I got the response for the non WSGI request not until all other concurrent WSGI requests are finished. This only works if yield gen.moment is removed.

Can anybody explain what is going on here and how I can prevent Tornado from blocking all my requests and not only one of them?


Solution

  • Tornado's WSGIContainer is not designed for high-traffic use. See the warning in its docs:

    WSGI is a synchronous interface, while Tornado’s concurrency model is based on single-threaded asynchronous execution. This means that running a WSGI app with Tornado’s WSGIContainer is less scalable than running the same app in a multi-threaded WSGI server like gunicorn or uwsgi. Use WSGIContainer only when there are benefits to combining Tornado and WSGI in the same process that outweigh the reduced scalability.

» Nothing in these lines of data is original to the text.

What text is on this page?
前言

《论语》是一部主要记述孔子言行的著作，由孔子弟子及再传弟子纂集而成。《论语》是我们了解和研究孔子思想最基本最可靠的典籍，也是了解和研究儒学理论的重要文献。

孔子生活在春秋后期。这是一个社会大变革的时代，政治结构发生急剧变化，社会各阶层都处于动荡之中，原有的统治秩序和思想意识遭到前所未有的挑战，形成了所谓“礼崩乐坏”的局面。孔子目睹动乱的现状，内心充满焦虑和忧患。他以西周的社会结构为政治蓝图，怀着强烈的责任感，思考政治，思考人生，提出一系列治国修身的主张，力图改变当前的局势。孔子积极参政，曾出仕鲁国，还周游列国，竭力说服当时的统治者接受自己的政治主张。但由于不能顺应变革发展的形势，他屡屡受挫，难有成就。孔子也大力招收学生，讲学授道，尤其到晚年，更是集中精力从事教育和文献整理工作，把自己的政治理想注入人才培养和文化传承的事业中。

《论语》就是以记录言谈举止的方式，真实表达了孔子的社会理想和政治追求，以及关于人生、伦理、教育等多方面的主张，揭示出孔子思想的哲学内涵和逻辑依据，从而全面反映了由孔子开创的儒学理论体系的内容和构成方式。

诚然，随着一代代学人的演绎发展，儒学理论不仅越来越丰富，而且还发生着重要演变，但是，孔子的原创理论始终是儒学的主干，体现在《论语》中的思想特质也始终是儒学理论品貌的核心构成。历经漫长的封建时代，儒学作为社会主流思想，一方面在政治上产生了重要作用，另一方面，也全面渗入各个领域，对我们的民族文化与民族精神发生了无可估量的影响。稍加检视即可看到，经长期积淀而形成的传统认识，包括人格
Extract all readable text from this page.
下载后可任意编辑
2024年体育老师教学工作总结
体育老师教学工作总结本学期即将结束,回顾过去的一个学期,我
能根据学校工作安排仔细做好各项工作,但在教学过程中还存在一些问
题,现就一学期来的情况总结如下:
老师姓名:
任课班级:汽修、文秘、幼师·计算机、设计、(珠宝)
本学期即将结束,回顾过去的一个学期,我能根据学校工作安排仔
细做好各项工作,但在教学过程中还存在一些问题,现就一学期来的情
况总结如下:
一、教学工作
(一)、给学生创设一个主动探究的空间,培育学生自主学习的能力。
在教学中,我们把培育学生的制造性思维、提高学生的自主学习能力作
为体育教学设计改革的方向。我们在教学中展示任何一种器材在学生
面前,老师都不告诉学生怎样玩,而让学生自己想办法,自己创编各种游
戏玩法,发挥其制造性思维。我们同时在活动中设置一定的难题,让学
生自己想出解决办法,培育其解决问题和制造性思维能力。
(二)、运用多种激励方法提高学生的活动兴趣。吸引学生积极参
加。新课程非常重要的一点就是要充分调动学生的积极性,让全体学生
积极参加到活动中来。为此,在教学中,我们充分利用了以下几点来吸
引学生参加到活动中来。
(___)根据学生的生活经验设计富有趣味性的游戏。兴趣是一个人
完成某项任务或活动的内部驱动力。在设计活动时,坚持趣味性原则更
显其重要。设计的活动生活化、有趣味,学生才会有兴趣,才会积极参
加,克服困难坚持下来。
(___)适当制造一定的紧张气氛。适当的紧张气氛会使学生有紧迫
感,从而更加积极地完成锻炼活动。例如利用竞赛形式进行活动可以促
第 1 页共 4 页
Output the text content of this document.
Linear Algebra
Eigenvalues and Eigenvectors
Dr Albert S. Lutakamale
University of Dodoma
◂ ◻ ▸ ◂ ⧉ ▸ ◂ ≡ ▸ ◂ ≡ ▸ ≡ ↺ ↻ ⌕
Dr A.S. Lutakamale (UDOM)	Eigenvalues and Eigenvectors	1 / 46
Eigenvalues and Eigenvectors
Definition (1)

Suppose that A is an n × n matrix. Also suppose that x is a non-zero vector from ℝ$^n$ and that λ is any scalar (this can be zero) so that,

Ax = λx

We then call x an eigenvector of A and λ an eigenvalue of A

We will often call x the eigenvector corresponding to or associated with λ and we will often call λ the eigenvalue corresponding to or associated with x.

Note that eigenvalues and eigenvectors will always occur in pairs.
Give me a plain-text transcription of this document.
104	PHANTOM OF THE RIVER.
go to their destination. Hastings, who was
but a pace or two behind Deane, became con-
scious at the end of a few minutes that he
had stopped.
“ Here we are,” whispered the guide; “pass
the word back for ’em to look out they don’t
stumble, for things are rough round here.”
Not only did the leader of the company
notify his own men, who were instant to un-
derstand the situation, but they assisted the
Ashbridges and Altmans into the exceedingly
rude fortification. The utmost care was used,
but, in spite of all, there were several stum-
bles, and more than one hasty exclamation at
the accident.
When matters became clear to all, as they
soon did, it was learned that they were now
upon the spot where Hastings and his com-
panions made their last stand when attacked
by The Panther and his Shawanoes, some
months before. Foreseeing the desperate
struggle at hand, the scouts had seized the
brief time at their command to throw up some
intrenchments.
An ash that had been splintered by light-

    In general it's best to run WSGI and Tornado applications in separate processes so the WSGI parts can have a server that is designed for WSGI. WSGIContainer should only be used when there are specific reasons to combine them in the same process, and then it should be used with care to avoid blocking the event loop for too long. It's best to do as much as possible in Tornado-native RequestHandlers so coroutines can be used instead of blocking.